Question two – reimbursing consumers
In relation to the reimbursement of consumers who had terminated their package travel arrangements, the court held that a consumer must be reimbursed within 14 days in accordance with Article 12(4) of Directive (EU) 2015/2302. Further, any national legislation which releases a tour operator from their reimbursement obligations under Article 12 of Directive (EU) 2015/2302 is contrary to the Directive.
The court considered the definition of ‘unavoidable and extraordinary circumstances’ as defined in Article 3(12) of Directive (EU) 2015/2302. It was held that a global health crisis is clearly ‘beyond all control’ and it provides a ‘serious risk to human health’ in accordance with Recital 31 of the EU Package Travel Directive, which should give rise to the right for a full refund.
The court also clarified that EU Member States cannot adopt national legislation which releases package travel organisers from their obligation to reimburse and claim reliance on ‘force majeure’ in the context of a situation such as a global health crisis.
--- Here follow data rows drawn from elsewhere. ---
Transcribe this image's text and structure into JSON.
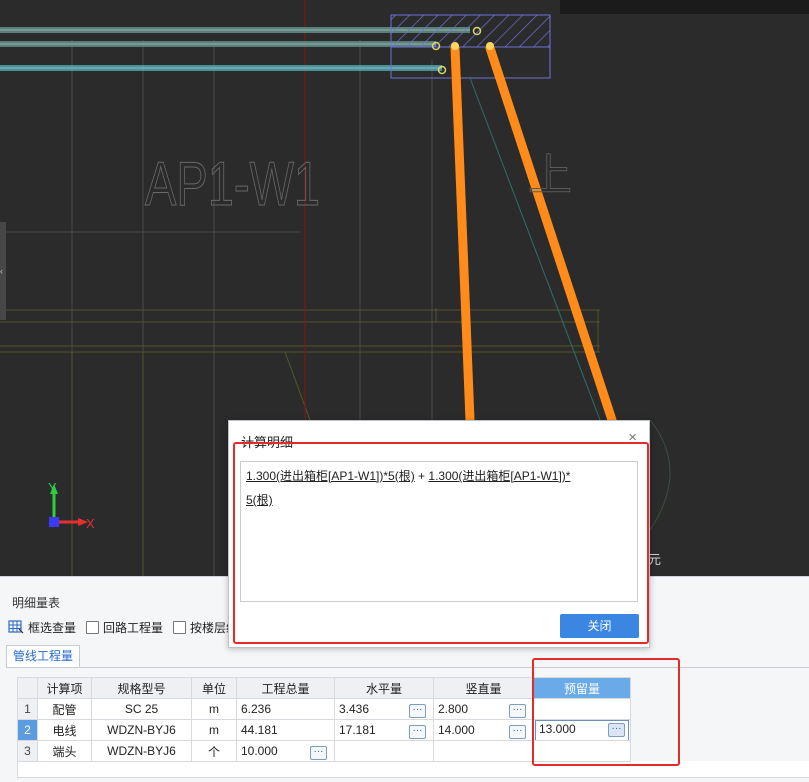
{
  "viewport": {
    "drawing_label": "AP1-W1",
    "side_char": "上",
    "edge_char": "元",
    "axis_y": "Y",
    "axis_x": "X"
  },
  "panel": {
    "title": "明细量表",
    "toolbar": {
      "box_select": "框选查量",
      "loop_qty": "回路工程量",
      "by_floor": "按楼层统"
    },
    "tab": "管线工程量"
  },
  "table": {
    "headers": [
      "",
      "计算项",
      "规格型号",
      "单位",
      "工程总量",
      "水平量",
      "竖直量",
      "预留量"
    ],
    "rows": [
      {
        "num": "1",
        "item": "配管",
        "spec": "SC 25",
        "unit": "m",
        "total": "6.236",
        "horizontal": "3.436",
        "vertical": "2.800",
        "reserve": ""
      },
      {
        "num": "2",
        "item": "电线",
        "spec": "WDZN-BYJ6",
        "unit": "m",
        "total": "44.181",
        "horizontal": "17.181",
        "vertical": "14.000",
        "reserve": "13.000"
      },
      {
        "num": "3",
        "item": "端头",
        "spec": "WDZN-BYJ6",
        "unit": "个",
        "total": "10.000",
        "horizontal": "",
        "vertical": "",
        "reserve": ""
      }
    ],
    "ellipsis": "···"
  },
  "modal": {
    "title": "计算明细",
    "close_x": "×",
    "formula_part1": "1.300(进出箱柜[AP1-W1])*5(根)",
    "plus": " + ",
    "formula_part2a": "1.300(进出箱柜[AP1-W1])*",
    "formula_part2b": "5(根)",
    "close_button": "关闭"
  },
  "colors": {
    "cad_background": "#2b2b2b",
    "wire_orange": "#ff8c1a",
    "highlight_red": "#e52a2a",
    "button_blue": "#3b86e0",
    "selected_header": "#6aaae8"
  }
}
Question three – relationship between EU Directives and national legislation
As per the principle of sincere cooperation laid out in Article 4(3) TFEU, Member States are required to nullify the unlawful consequences of an infringement of EU law. It was held in this case that however serious the financial consequences of the coronavirus pandemic were on tour operators, the threat to the economic interests of operators is not serious enough to count as an overriding consideration and EU law must prevail.
The court provided guidance on disputes between national legislation and EU laws which must be complied with by Member States. In rare circumstances, if there is for example, a genuine and serious threat of disruption to the electricity supply of a Member State, a national provision may be authorised to apply despite conflicting with EU Directives (Inter-Environnement Wallonie Case C‑411/17).